Bin Laden had helped train the Somalis who murdered, then desecrated, those soldiers and was empowered by the fact that soon after, the United States withdrew from Somalia. David Halberstam's current best seller, "War in a Time of Peace," calls Somalia the first foreign-policy disaster of the Clinton administration, though it was initiated while George Bush was still in office (Clinton's people waffled even further on an already shaky strategem). Though Halberstam doesn't mention bin Laden's participation, it's clear that in encouraging bin Laden, it was a greater disaster than anyone realized. Soon after the 1993 World Trade Center bombing, police in Manilla located a laptop owned by Ramzi Yousef, who masterminded that attack. Bergen's reporting suggests that blueprints for the attacks of Sept. 11 - including a plot to simultaneously blow up 11 American airliners and another to slam planes into buildings - were in the computer's hard drive. Meanwhile, Ali Mohamed, a bin Laden operative, instructed commandos on combat in the Middle East: Officials recall him sniffing around for intelligence materials. These are just a couple of the ignored hints of ominous times ahead. "Holy War, Inc." also covers the 1998 attacks on U.S. Embassies in Africa (which, Bergen says, were never specifically ordered by bin Laden but carried out by his network), the bombing of the USS Cole in Yemen in 2000 and the thwarted millennium terror attacks.
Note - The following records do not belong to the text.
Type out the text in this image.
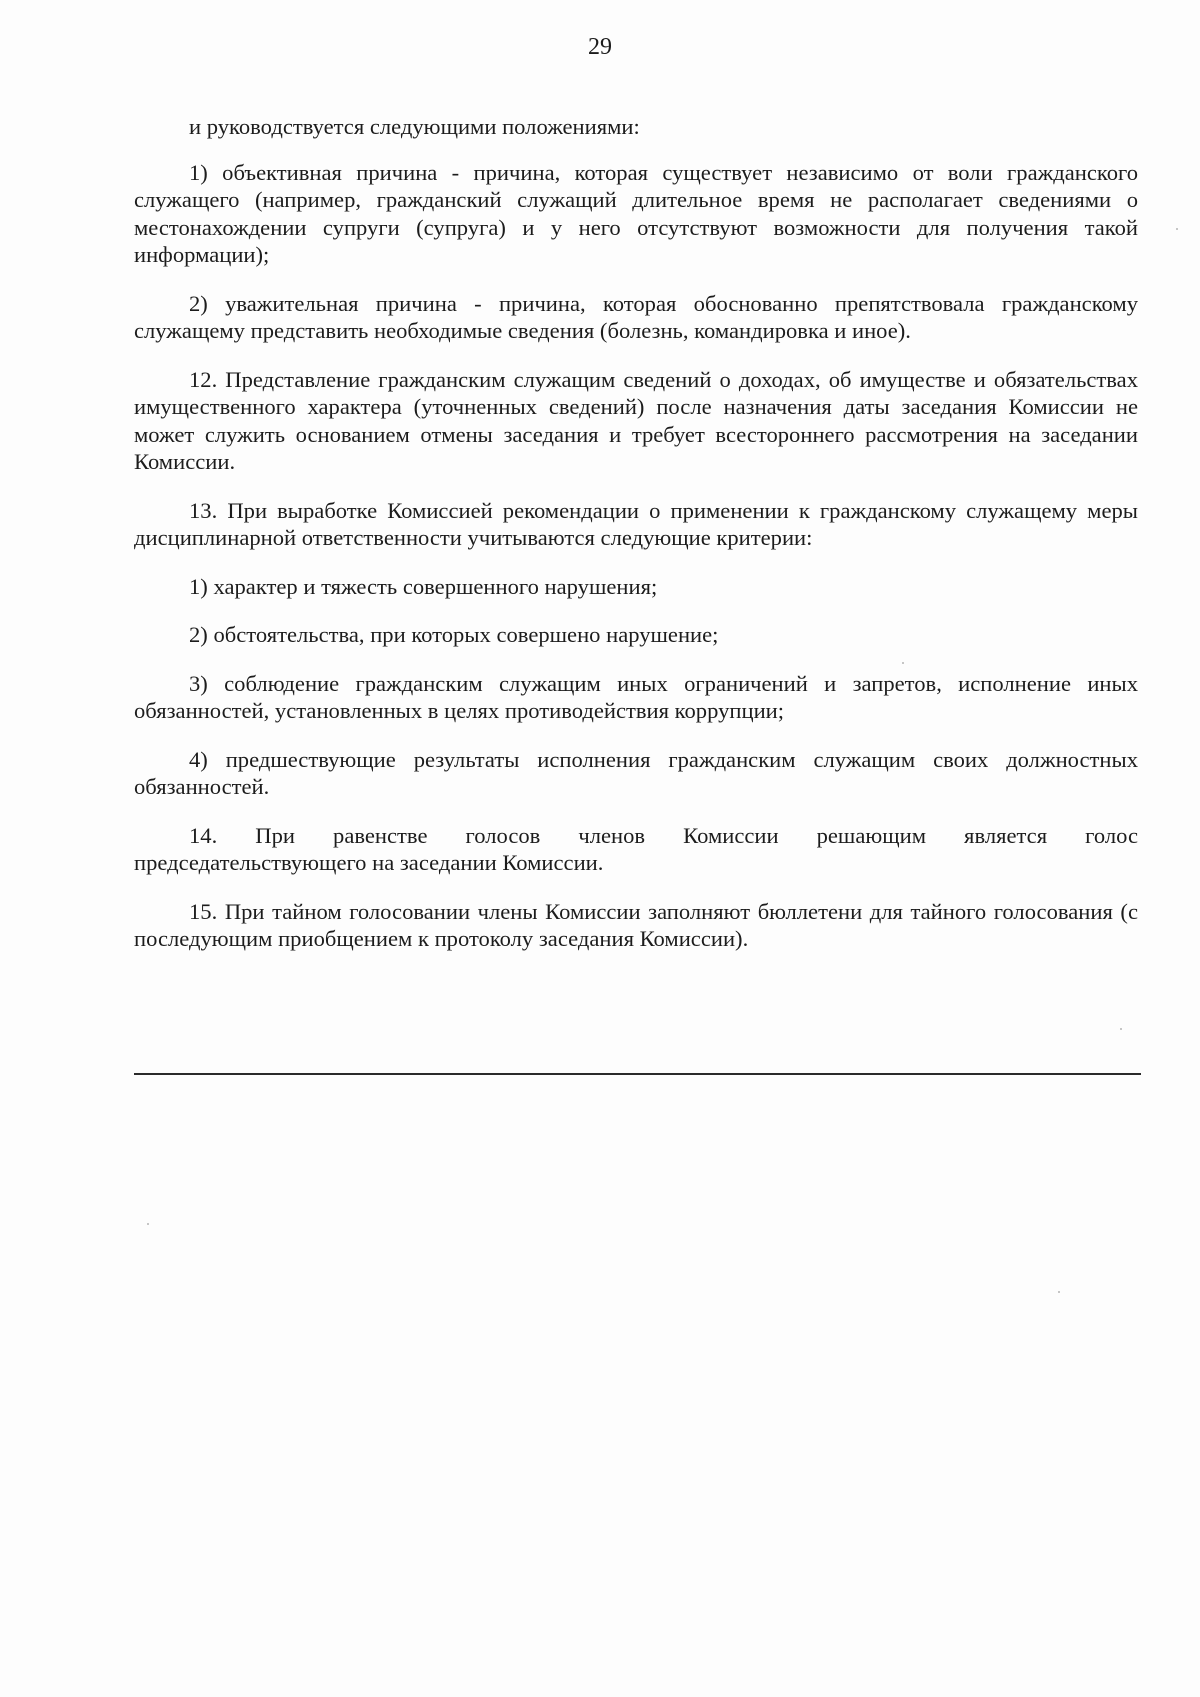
29

и руководствуется следующими положениями:

1) объективная причина - причина, которая существует независимо от воли гражданского служащего (например, гражданский служащий длительное время не располагает сведениями о местонахождении супруги (супруга) и у него отсутствуют возможности для получения такой информации);

2) уважительная причина - причина, которая обоснованно препятствовала гражданскому служащему представить необходимые сведения (болезнь, командировка и иное).

12. Представление гражданским служащим сведений о доходах, об имуществе и обязательствах имущественного характера (уточненных сведений) после назначения даты заседания Комиссии не может служить основанием отмены заседания и требует всестороннего рассмотрения на заседании Комиссии.

13. При выработке Комиссией рекомендации о применении к гражданскому служащему меры дисциплинарной ответственности учитываются следующие критерии:

1) характер и тяжесть совершенного нарушения;

2) обстоятельства, при которых совершено нарушение;

3) соблюдение гражданским служащим иных ограничений и запретов, исполнение иных обязанностей, установленных в целях противодействия коррупции;

4) предшествующие результаты исполнения гражданским служащим своих должностных обязанностей.

14. При равенстве голосов членов Комиссии решающим является голос

председательствующего на заседании Комиссии.

15. При тайном голосовании члены Комиссии заполняют бюллетени для тайного голосования (с последующим приобщением к протоколу заседания Комиссии).
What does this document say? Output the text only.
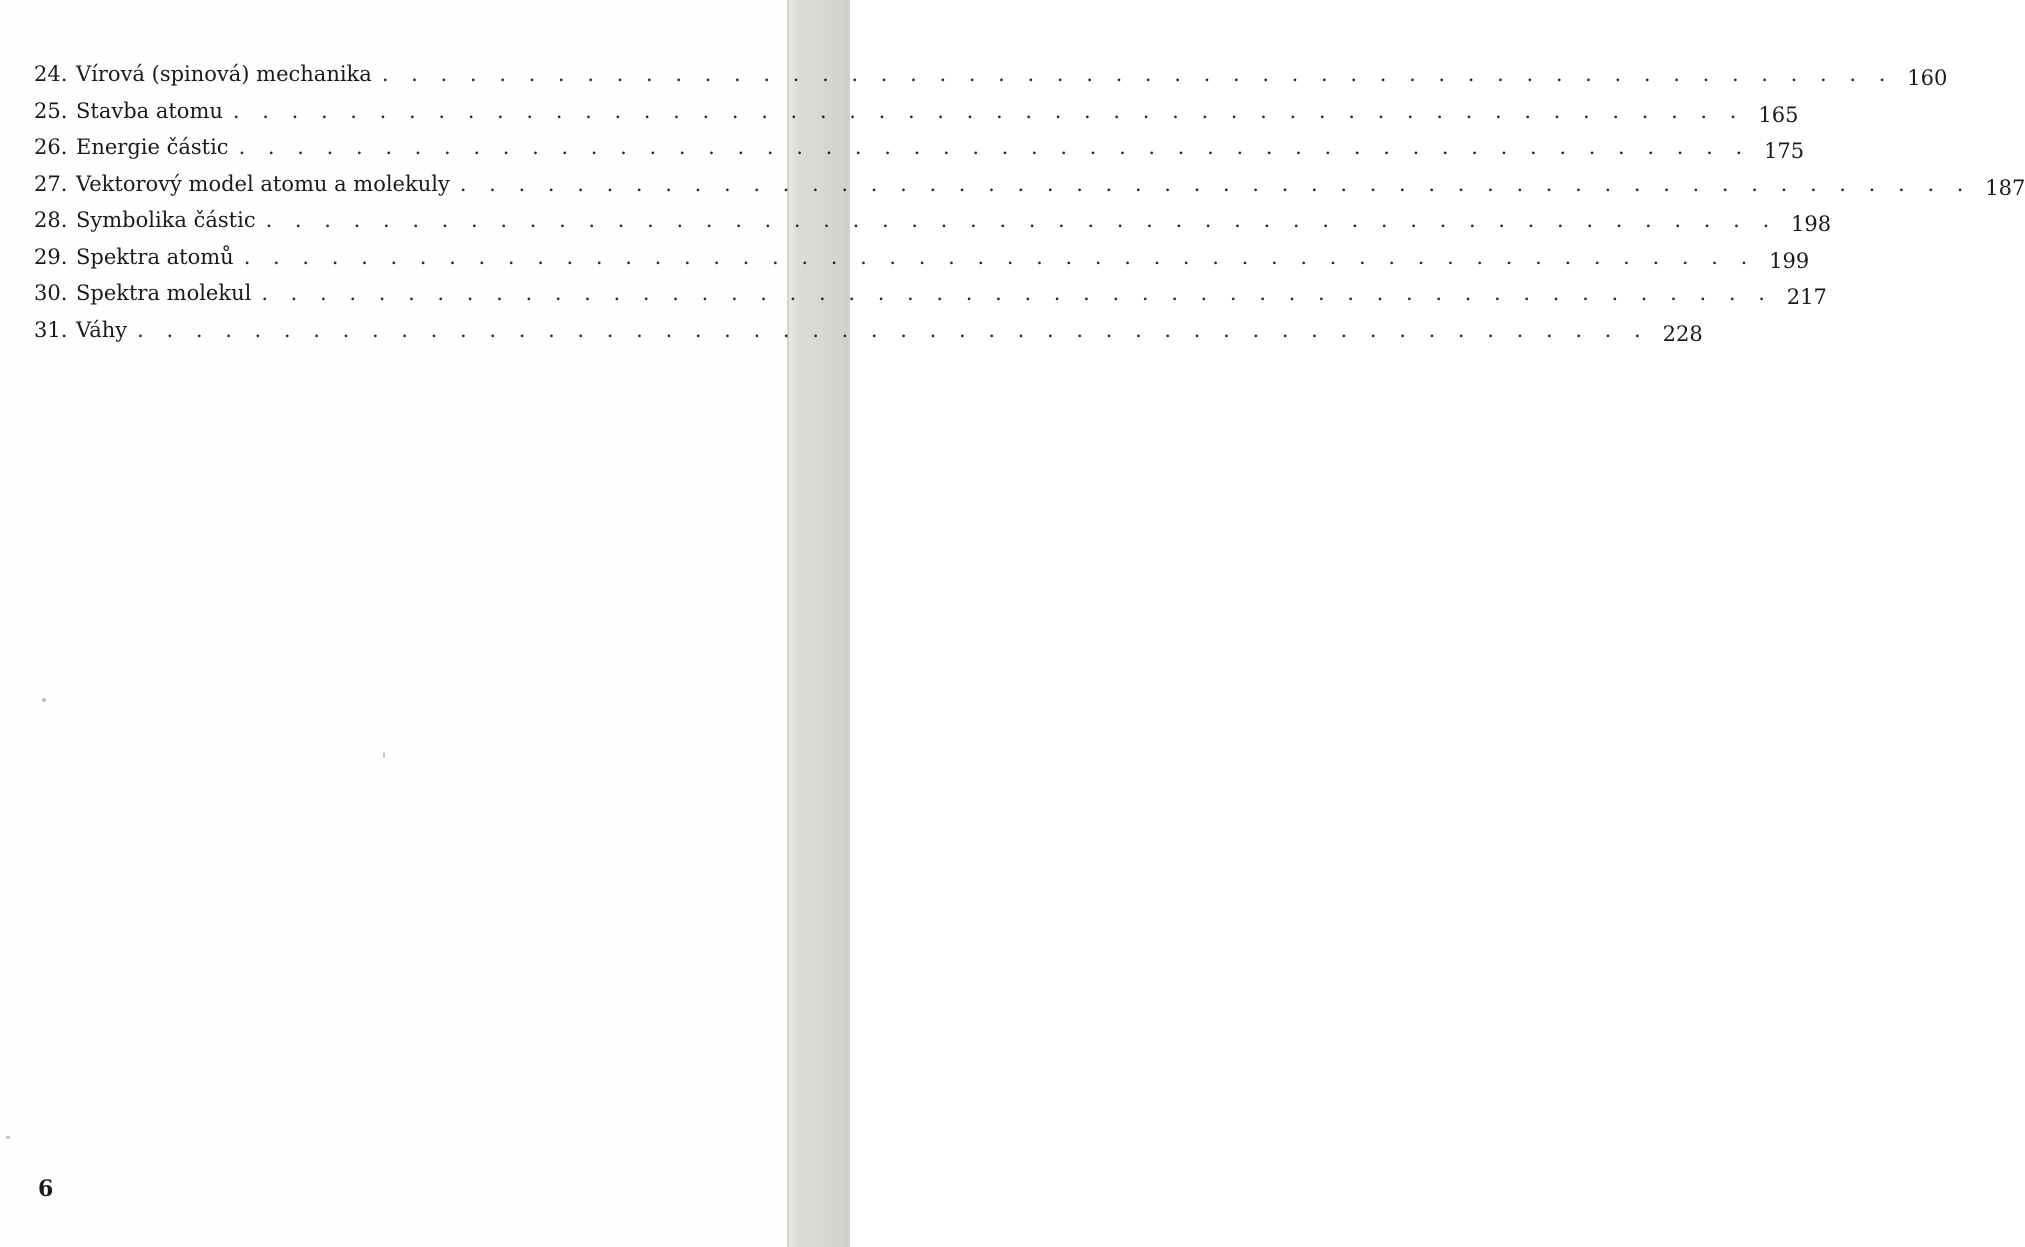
24. Vírová (spinová) mechanika . . . . . . . . . . . . . . . . . . . . . . . . . . . . . . . . . . . . . . . . . . . . . . . . . . . . 160
25. Stavba atomu . . . . . . . . . . . . . . . . . . . . . . . . . . . . . . . . . . . . . . . . . . . . . . . . . . . . 165
26. Energie částic . . . . . . . . . . . . . . . . . . . . . . . . . . . . . . . . . . . . . . . . . . . . . . . . . . . . 175
27. Vektorový model atomu a molekuly . . . . . . . . . . . . . . . . . . . . . . . . . . . . . . . . . . . . . . . . . . . . . . . . . . . . 187
28. Symbolika částic . . . . . . . . . . . . . . . . . . . . . . . . . . . . . . . . . . . . . . . . . . . . . . . . . . . . 198
29. Spektra atomů . . . . . . . . . . . . . . . . . . . . . . . . . . . . . . . . . . . . . . . . . . . . . . . . . . . . 199
30. Spektra molekul . . . . . . . . . . . . . . . . . . . . . . . . . . . . . . . . . . . . . . . . . . . . . . . . . . . . 217
31. Váhy . . . . . . . . . . . . . . . . . . . . . . . . . . . . . . . . . . . . . . . . . . . . . . . . . . . . 228
6
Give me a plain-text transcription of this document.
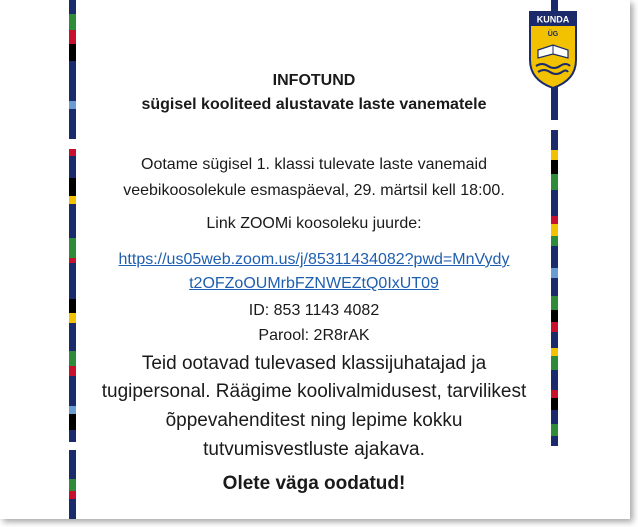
KUNDA
ÜG
INFOTUND
sügisel kooliteed alustavate laste vanematele
Ootame sügisel 1. klassi tulevate laste vanemaid
veebikoosolekule esmaspäeval, 29. märtsil kell 18:00.
Link ZOOMi koosoleku juurde:
https://us05web.zoom.us/j/85311434082?pwd=MnVydy
t2OFZoOUMrbFZNWEZtQ0IxUT09
ID: 853 1143 4082
Parool: 2R8rAK
Teid ootavad tulevased klassijuhatajad ja
tugipersonal. Räägime koolivalmidusest, tarvilikest
õppevahenditest ning lepime kokku
tutvumisvestluste ajakava.
Olete väga oodatud!
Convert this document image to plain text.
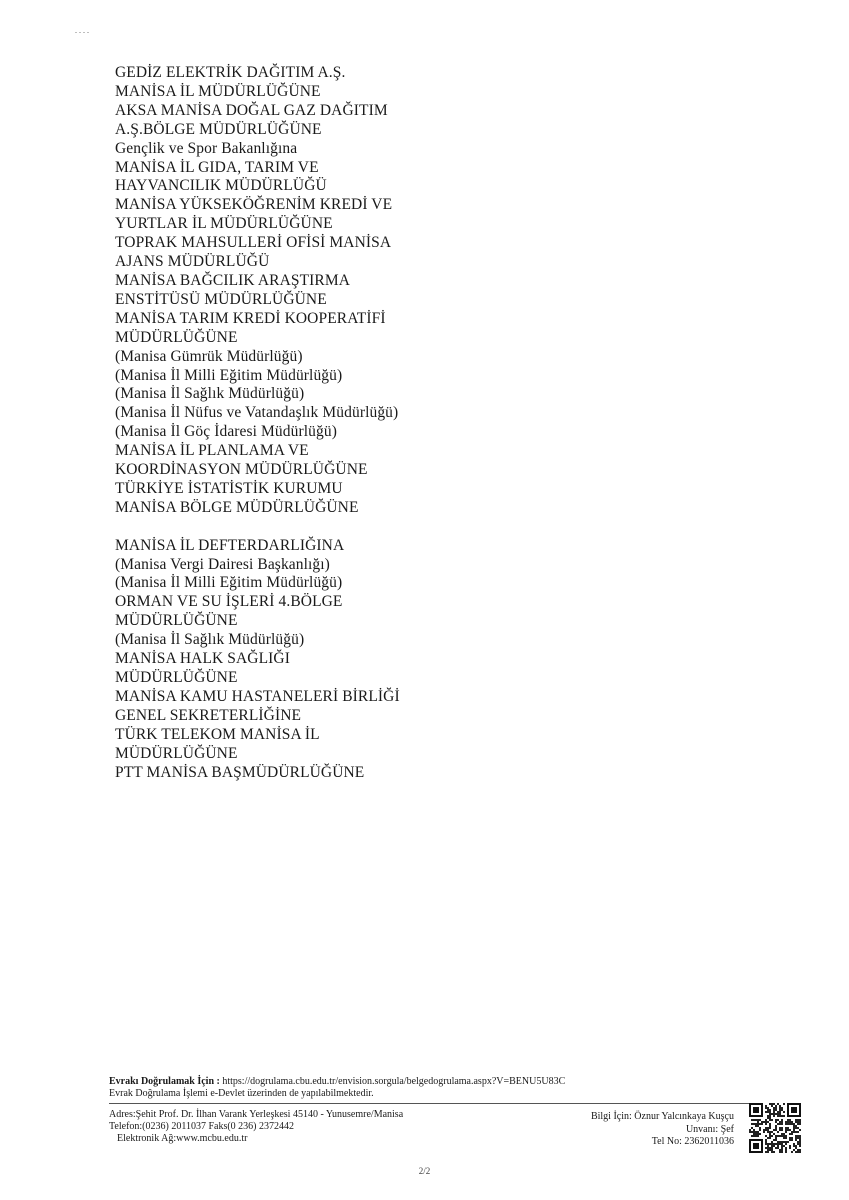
. . . .
GEDİZ ELEKTRİK DAĞITIM A.Ş.
MANİSA İL MÜDÜRLÜĞÜNE
AKSA MANİSA DOĞAL GAZ DAĞITIM
A.Ş.BÖLGE MÜDÜRLÜĞÜNE
Gençlik ve Spor Bakanlığına
MANİSA İL GIDA, TARIM VE
HAYVANCILIK MÜDÜRLÜĞÜ
MANİSA YÜKSEKÖĞRENİM KREDİ VE
YURTLAR İL MÜDÜRLÜĞÜNE
TOPRAK MAHSULLERİ OFİSİ MANİSA
AJANS MÜDÜRLÜĞÜ
MANİSA BAĞCILIK ARAŞTIRMA
ENSTİTÜSÜ MÜDÜRLÜĞÜNE
MANİSA TARIM KREDİ KOOPERATİFİ
MÜDÜRLÜĞÜNE
(Manisa Gümrük Müdürlüğü)
(Manisa İl Milli Eğitim Müdürlüğü)
(Manisa İl Sağlık Müdürlüğü)
(Manisa İl Nüfus ve Vatandaşlık Müdürlüğü)
(Manisa İl Göç İdaresi Müdürlüğü)
MANİSA İL PLANLAMA VE
KOORDİNASYON MÜDÜRLÜĞÜNE
TÜRKİYE İSTATİSTİK KURUMU
MANİSA BÖLGE MÜDÜRLÜĞÜNE
MANİSA İL DEFTERDARLIĞINA
(Manisa Vergi Dairesi Başkanlığı)
(Manisa İl Milli Eğitim Müdürlüğü)
ORMAN VE SU İŞLERİ 4.BÖLGE
MÜDÜRLÜĞÜNE
(Manisa İl Sağlık Müdürlüğü)
MANİSA HALK SAĞLIĞI
MÜDÜRLÜĞÜNE
MANİSA KAMU HASTANELERİ BİRLİĞİ
GENEL SEKRETERLİĞİNE
TÜRK TELEKOM MANİSA İL
MÜDÜRLÜĞÜNE
PTT MANİSA BAŞMÜDÜRLÜĞÜNE
Evrakı Doğrulamak İçin : https://dogrulama.cbu.edu.tr/envision.sorgula/belgedogrulama.aspx?V=BENU5U83C
Evrak Doğrulama İşlemi e-Devlet üzerinden de yapılabilmektedir.
Adres:Şehit Prof. Dr. İlhan Varank Yerleşkesi 45140 - Yunusemre/Manisa
Telefon:(0236) 2011037 Faks(0 236) 2372442
Elektronik Ağ:www.mcbu.edu.tr
Bilgi İçin: Öznur Yalcınkaya Kuşçu
Unvanı: Şef
Tel No: 2362011036
2/2
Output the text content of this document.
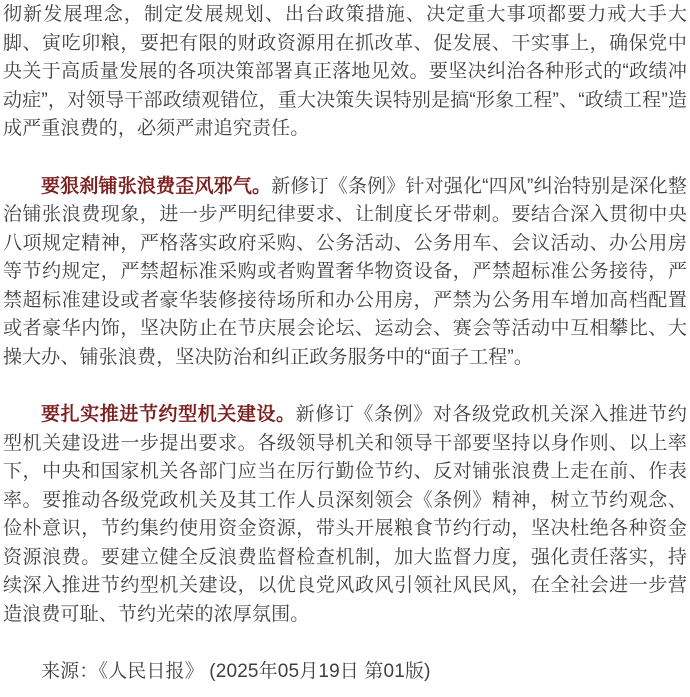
彻新发展理念，制定发展规划、出台政策措施、决定重大事项都要力戒大手大脚、寅吃卯粮，要把有限的财政资源用在抓改革、促发展、干实事上，确保党中央关于高质量发展的各项决策部署真正落地见效。要坚决纠治各种形式的“政绩冲动症”，对领导干部政绩观错位，重大决策失误特别是搞“形象工程”、“政绩工程”造成严重浪费的，必须严肃追究责任。

要狠刹铺张浪费歪风邪气。新修订《条例》针对强化“四风”纠治特别是深化整治铺张浪费现象，进一步严明纪律要求、让制度长牙带刺。要结合深入贯彻中央八项规定精神，严格落实政府采购、公务活动、公务用车、会议活动、办公用房等节约规定，严禁超标准采购或者购置奢华物资设备，严禁超标准公务接待，严禁超标准建设或者豪华装修接待场所和办公用房，严禁为公务用车增加高档配置或者豪华内饰，坚决防止在节庆展会论坛、运动会、赛会等活动中互相攀比、大操大办、铺张浪费，坚决防治和纠正政务服务中的“面子工程”。

要扎实推进节约型机关建设。新修订《条例》对各级党政机关深入推进节约型机关建设进一步提出要求。各级领导机关和领导干部要坚持以身作则、以上率下，中央和国家机关各部门应当在厉行勤俭节约、反对铺张浪费上走在前、作表率。要推动各级党政机关及其工作人员深刻领会《条例》精神，树立节约观念、俭朴意识，节约集约使用资金资源，带头开展粮食节约行动，坚决杜绝各种资金资源浪费。要建立健全反浪费监督检查机制，加大监督力度，强化责任落实，持续深入推进节约型机关建设，以优良党风政风引领社风民风，在全社会进一步营造浪费可耻、节约光荣的浓厚氛围。

来源：《人民日报》 (2025年05月19日 第01版)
Provocative footage of a militant Islamic conference in London last spring is likewise shown, proving that, as satisfyingly cathartic as the capture or death of bin Laden may be for Americans, it will be but a symbolic victory in an ongoing struggle. "Holy War, Inc." opens and closes on footage of a Pakistani school where young boys rock back and forth ritualistically while memorizing the Koran - the headmaster piously admits he is training future jihad warriors.